Fourthly, the signers state that the Spanish stance goes against "the international practice of plurinational states and the international law". They justify such a statement by recalling that Canada's Supreme Court recognised Quebec's right to self-determination even if it was not explicitly recognised in the Constitution because of the democratic principle on which the legal framework is based. It also mention the agreement reached between the British and Scottish governments. Furthermore, it mentions a verdict of the International Court of Justice from the 22nd July of 2010, in which this body concludes that right to self-determination has evolved and that no rule or habit against this evolution has appeared at international level. Therefore, in the 21st century, the right to self-determination can be exercised to allow specific peoples and political communities to democratically elect their future.
Catalan representatives inform the international community that they "feel legitimate" to act
The second part of the document is also divided into four points, although no minor bullet points are included this time. Firstly, the signers inform the aforementioned institutions that "the Catalan institutions, with the support of a majority of the citizenry, have used all the legal ways to organise a referendum or a consultation vote on Catalonia's political future, which includes the option of independence" from Spain. Secondly, they "acknowledge the Spanish Government's lack of political will to set dialogue and negotiation frameworks" and they "also acknowledge its permanent denial to allow the Catalan people to exercise their right to decide" on its future.
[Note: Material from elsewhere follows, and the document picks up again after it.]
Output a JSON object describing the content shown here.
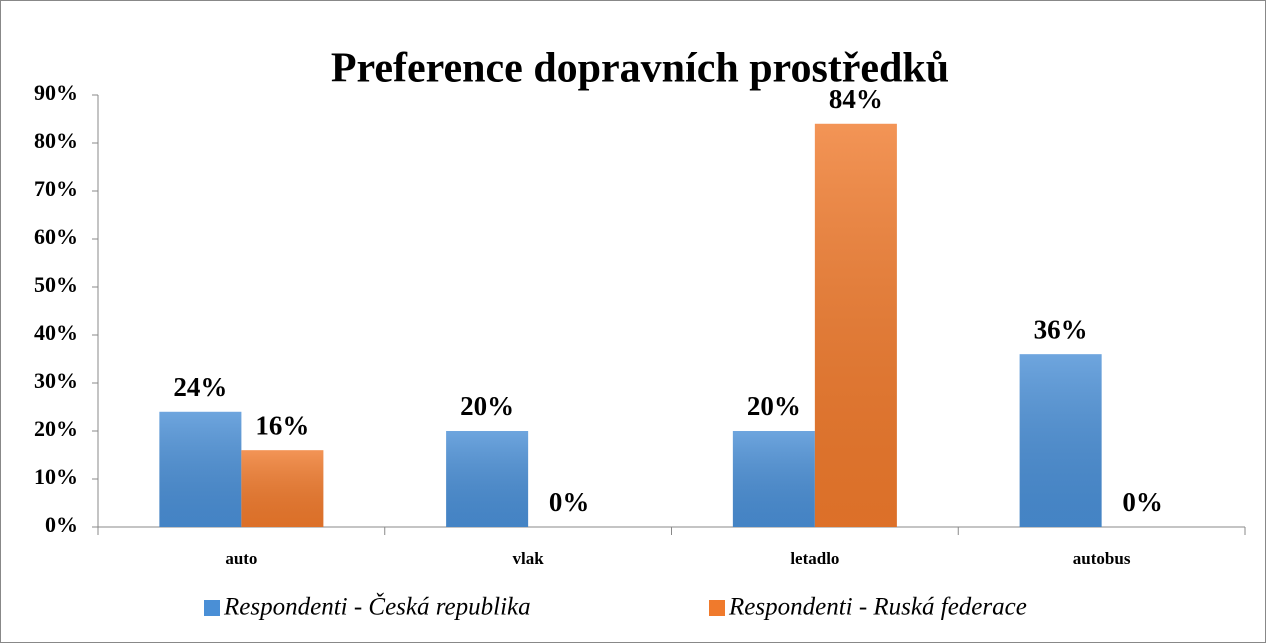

Thirdly, the petition emphasises "the accumulation of difficulties and negative answers by the Spanish State's main political and judicial institutions, which constantly reject all the proposals that have been sent from Catalonia, reflects a clear political and democratic involution, clearly aiming to weaken Catalonia's self-government". "This involution is today expressed with an absolute clarity in political, jurisdictional, financial, social, cultural and linguistic aspects", it states. Therefore, based on all the previous points, Catalan representatives "feel legitimate to launch all the necessary political and legal actions that will allow to know the will of the majority of the Catalan people about its political future and, afterwards, to act consequently and following this democratic mandate".
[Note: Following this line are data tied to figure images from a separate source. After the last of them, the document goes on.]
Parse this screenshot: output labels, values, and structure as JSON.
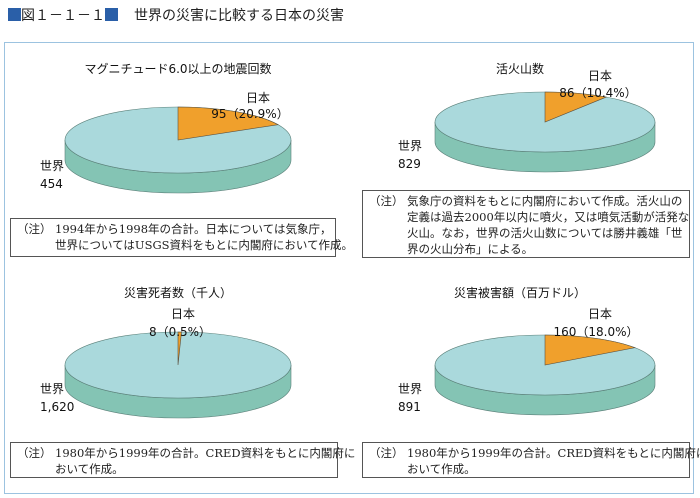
{
  "header": {
    "figure_no": "図１－１－１",
    "title": "世界の災害に比較する日本の災害"
  },
  "colors": {
    "japan": "#f0a02c",
    "world_top": "#aad9dc",
    "world_side": "#84c4b4",
    "frame": "#9cc3e0"
  },
  "chart_data": [
    {
      "type": "pie",
      "title": "マグニチュード6.0以上の地震回数",
      "slices": [
        {
          "name": "日本",
          "value": 95,
          "label": "95（20.9%）",
          "percent": 20.9
        },
        {
          "name": "世界",
          "value": 454,
          "label": "454"
        }
      ],
      "note": {
        "prefix": "（注）",
        "lines": [
          "1994年から1998年の合計。日本については気象庁，",
          "世界についてはUSGS資料をもとに内閣府において作成。"
        ]
      }
    },
    {
      "type": "pie",
      "title": "活火山数",
      "slices": [
        {
          "name": "日本",
          "value": 86,
          "label": "86（10.4%）",
          "percent": 10.4
        },
        {
          "name": "世界",
          "value": 829,
          "label": "829"
        }
      ],
      "note": {
        "prefix": "（注）",
        "lines": [
          "気象庁の資料をもとに内閣府において作成。活火山の",
          "定義は過去2000年以内に噴火，又は噴気活動が活発な",
          "火山。なお，世界の活火山数については勝井義雄「世",
          "界の火山分布」による。"
        ]
      }
    },
    {
      "type": "pie",
      "title": "災害死者数（千人）",
      "slices": [
        {
          "name": "日本",
          "value": 8,
          "label": "8（0.5%）",
          "percent": 0.5
        },
        {
          "name": "世界",
          "value": 1620,
          "label": "1,620"
        }
      ],
      "note": {
        "prefix": "（注）",
        "lines": [
          "1980年から1999年の合計。CRED資料をもとに内閣府に",
          "おいて作成。"
        ]
      }
    },
    {
      "type": "pie",
      "title": "災害被害額（百万ドル）",
      "slices": [
        {
          "name": "日本",
          "value": 160,
          "label": "160（18.0%）",
          "percent": 18.0
        },
        {
          "name": "世界",
          "value": 891,
          "label": "891"
        }
      ],
      "note": {
        "prefix": "（注）",
        "lines": [
          "1980年から1999年の合計。CRED資料をもとに内閣府に",
          "おいて作成。"
        ]
      }
    }
  ]
}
A clear petition to the international community: react and allow Catalans to vote
Finally, the document concludes with a clear and direct petition to the international community and the organisations receiving the complaint: "based on the United Nations' Foundational Charter and the successive international pacts and treaties that guarantee the rights of peoples to decide their political future, we ask the United Nations, the European Parliament, the European Commission, the Council of Europe and Organization for Security and Co-operation in Europe (OSCE) to launch all the necessary actions to guarantee that Catalonia's citizenry can democratically decide its future".